Posteriormente, o uso continuado das máscaras sugeriu que se experimentassem os recortes em outros materiais, e que os próprios recortes passassem a fazer parte dos trabalhos, integrando-se ou não à pintura da qual eram antes só o instrumento, inaugurando uma ampla série de combinações, inclusive tridimensionais.

 

Colagens:

“Na verdade o carimbo e o grafite vieram com as colagens, porque esse é um procedimento que eu sempre usei, desde o final dos anos 70. Eu participava de muitas reuniões de professores, porque eu dava aulas no supletivo do Colégio Santa Cruz.

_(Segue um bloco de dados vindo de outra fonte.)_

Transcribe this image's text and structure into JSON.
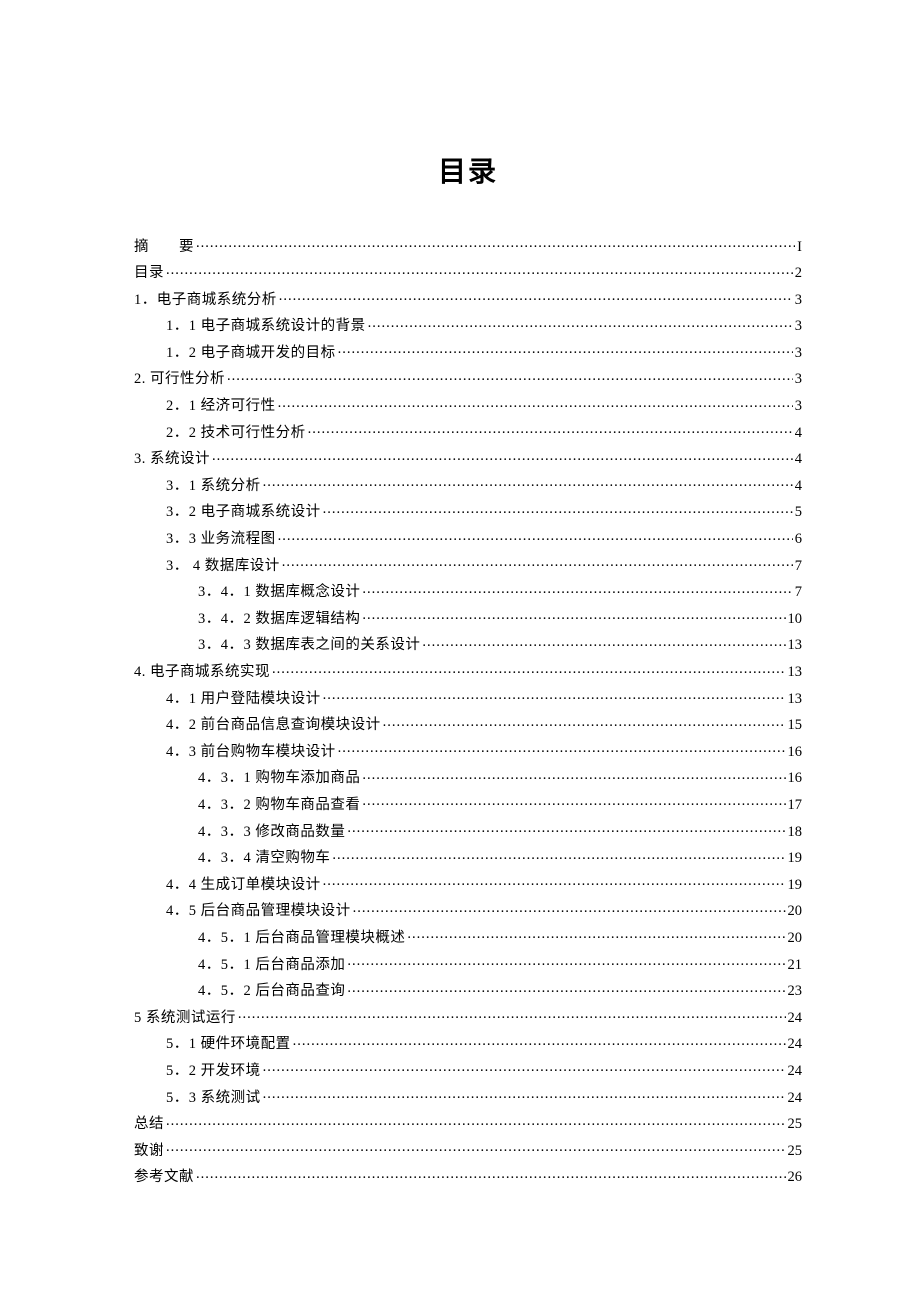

O que eu mais fazia era ficar desenhando, porque falava-se muito. E eu conseguia ouvir e desenhar, para mim era perfeito. Teve uma época que eu comecei a desenhar a sério, fazendo figuras já pensando numa utilização posterior, eu desenhava mesmo. Cada dia levava uma caneta para ficar experimentando e tal. No fim eu acabava fazendo um trabalho com esses desenhos.”

 

Imagens de referência:

Uma das estantes da biblioteca de Carlos é exclusivamente dedicada à sua coleção de catálogos, fac-símiles das grandes lojas de departamento americanas ou inglesas, livros de clip art e copyright free. São milhares de imagens do século XIX e XX representando toda sorte de produtos industrializados ingleses elencados em pequenas gravuras.

 

“Comecei também a ir atrás de outras imagens prontas, além dos carimbos. Fui atrás de outras com mais qualidade. Aí eu fui especificamente por causa do grafite: para transformá-las em máscaras e pichar na cidade. E logo depois eu já estava usando isso tudo nas ilustrações. Misturou tudo, história em quadrinhos, grafite, e as vinhetas que encontramos naqueles livros. Também são chamadas copyright free, pois a utilização está liberada. São sempre coletâneas, sempre fora do contexto.”

 

Nas ilustrações, a textura das linhas, quando ampliadas, proporcionava um efeito gráfico que interessava bastante.

 

Retículas:

Em algumas das ilustrações, o sombreado foi feito com a retícula da Letraset combinadas com hachuras feitas com caneta – técnica aprendida com o quadrinista Luiz Gê, que utilizava bastante esse recurso. Em muitos casos, ele utiliza a retícula em cima da hachura, e por cima de tudo, um guache branco para dar luz, proporcionando um sombreado leve e orgânico.

 

“Eu usava bastante as retículas, porque achava que dava vivacidade. Eu adorava quando ela falhava, porque dava um cinza parecido com o das letras do jornal. Se você caprichava, saia perfeita. Mas eu gostava de fazer um pouco malhada. Usava uma mais grossa para fazer uma sombra um pouco maior.”

 

Rede de relações:

Vimos até aqui separadamente a origem de alguns recursos utilizados por Carlos no conjunto de seu trabalho plástico. Vamos agora acompanhar a forma como foram realizadas algumas ilustrações, numa tentativa de acompanhar o conjunto de escolhas dentro de uma perspectiva dinâmica.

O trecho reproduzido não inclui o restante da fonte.